17 May 2015

Personalized DNA Analysis Will Eventually Be Something You Can't Live Without

Personalized DNA analysis reminds me of computers in the early 1980s.

In 1983, fresh out of university, I managed a ComputerLand store. People would come into the store to see what they could do and we would show them how cool they were but quite a few people wandered away a little baffled about the hype. If I wanted people to be particularly confused by my excitement, I would expound on how all information - from books and newspapers to radio and TV - could be digitized. Eventually, newspapers and TVs and radios and phone calls will be streaming across digital lines, I would tell people. They would say, "Oh."

And now, of course, computers are unavoidable. 

Recently we got 23andMe analysis of our DNA and it very much reminded me of Apple IIe and the first IBM PC. What we got was ancestry analysis, something that showed probable countries of origin for the folks who've contributed to my genetic make up. I found out I have European ancestors, which is almost comical in terms of obvious information. There is not a lot that I learned. My maternal and paternal haplogroup (a specific mutation) are shared by Anderson Cooper, Meryl Streep, Catie Couric, and Stephen Colbert. I am 2.9% Neanderthal - slightly above the average for 23andMe members. And while most of my DNA traces back to British and Irish (33.9%) and Scandinavian (28.1%), tiny amounts trace back to Ashkenazi Jews (0.1%) and Yakut Indians (0.1%). All of that was interesting but not really enlightening. Like the personal computers of the late 1970s and early 1980s, this DNA analysis seems to me more full of potential than actually cool. Yet. 

My prediction? We will learn an enormous amount about DNA in the next decade or three. The consequence will be that we will be able to tell new parents that probably their child will need intense physical challenges to develop their potential or need lots of social activity or very little social activity or will do best connecting lots of fast moving ideas or focusing on one big idea. We will be able to tell their community - from parents to teachers to managers - what sorts of conditions are most likely to cause them to thrive and which are most likely to make them freeze up or glaze over.

It is very cool to be able to calculate a spreadsheet or write a document on a word processor. It is so much more cool to be able to connect socially with hundreds of friends on Facebook or publish a blog post. It is very cool to be able to see your genetic ancestry by country. It will be much more cool to better understand who we are and what conditions allow us to realize our potential rather than wander through life confused and unrealized. Like modern computers, personalized DNA analysis is going to become something we won't be able to live without.

2 comments:

Anonymous said...

What I'm afraid of is that they won't change the path to fit the people, they'll change people to fit the path.

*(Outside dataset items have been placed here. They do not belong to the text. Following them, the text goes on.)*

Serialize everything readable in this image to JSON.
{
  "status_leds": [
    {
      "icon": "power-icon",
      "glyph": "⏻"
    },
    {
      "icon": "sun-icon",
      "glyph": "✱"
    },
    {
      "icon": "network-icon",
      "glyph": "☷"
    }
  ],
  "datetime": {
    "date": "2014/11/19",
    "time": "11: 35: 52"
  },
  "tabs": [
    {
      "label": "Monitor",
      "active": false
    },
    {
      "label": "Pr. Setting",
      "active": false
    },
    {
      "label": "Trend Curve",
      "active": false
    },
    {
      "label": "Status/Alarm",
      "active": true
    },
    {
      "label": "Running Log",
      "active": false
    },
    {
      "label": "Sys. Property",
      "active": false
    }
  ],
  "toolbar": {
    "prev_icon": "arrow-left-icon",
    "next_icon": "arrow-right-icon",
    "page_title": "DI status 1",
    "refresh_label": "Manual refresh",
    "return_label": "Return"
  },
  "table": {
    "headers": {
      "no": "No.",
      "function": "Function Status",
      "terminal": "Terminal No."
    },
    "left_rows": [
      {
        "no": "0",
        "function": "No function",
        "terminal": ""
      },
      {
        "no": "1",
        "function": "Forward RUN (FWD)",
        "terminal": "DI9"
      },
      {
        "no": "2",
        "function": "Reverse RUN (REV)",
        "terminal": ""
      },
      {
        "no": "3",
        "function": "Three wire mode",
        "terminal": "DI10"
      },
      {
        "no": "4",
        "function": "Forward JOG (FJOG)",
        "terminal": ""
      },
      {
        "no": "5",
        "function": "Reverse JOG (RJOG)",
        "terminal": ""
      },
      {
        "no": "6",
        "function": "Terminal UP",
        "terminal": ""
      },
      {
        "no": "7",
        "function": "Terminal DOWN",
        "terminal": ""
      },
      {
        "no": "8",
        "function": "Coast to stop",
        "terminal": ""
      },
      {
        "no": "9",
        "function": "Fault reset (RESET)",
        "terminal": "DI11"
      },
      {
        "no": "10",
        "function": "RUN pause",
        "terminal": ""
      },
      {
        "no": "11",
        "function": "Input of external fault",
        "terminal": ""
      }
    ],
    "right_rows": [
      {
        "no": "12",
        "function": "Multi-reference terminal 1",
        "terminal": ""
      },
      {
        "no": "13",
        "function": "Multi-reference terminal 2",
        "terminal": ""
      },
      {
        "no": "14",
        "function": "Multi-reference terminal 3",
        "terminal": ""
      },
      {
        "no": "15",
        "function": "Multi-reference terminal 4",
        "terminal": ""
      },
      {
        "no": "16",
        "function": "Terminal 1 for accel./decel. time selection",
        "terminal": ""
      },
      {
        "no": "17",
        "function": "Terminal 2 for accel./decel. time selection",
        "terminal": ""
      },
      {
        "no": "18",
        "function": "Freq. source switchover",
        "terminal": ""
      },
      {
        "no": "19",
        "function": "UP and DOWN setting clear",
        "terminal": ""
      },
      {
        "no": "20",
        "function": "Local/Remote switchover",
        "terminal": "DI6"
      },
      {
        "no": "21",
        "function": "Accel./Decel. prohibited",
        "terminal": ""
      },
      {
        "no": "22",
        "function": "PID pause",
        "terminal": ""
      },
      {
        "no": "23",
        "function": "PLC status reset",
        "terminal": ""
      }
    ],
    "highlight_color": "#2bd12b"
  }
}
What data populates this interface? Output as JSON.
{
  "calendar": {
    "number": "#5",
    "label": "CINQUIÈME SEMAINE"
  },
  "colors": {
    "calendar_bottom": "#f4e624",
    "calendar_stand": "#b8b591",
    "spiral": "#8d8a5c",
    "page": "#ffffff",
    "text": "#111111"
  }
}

If just one country- China for instance- decided to tweak the DNA to breed fearless warriors, brilliant scientists, and happy drones, then other countries would have to do the same to compete. Eventually we're either living in A Brave New World, or we've been assimilated by the Borg.

Neither fate gives me hope.

Ron Davison said...

Thomas - That's a bad sci-fi scenario. I'll choose to ignore that one. But it does make an interesting point: most evolution has come through adaptation to the environment and its goals rather than the other way around. I think.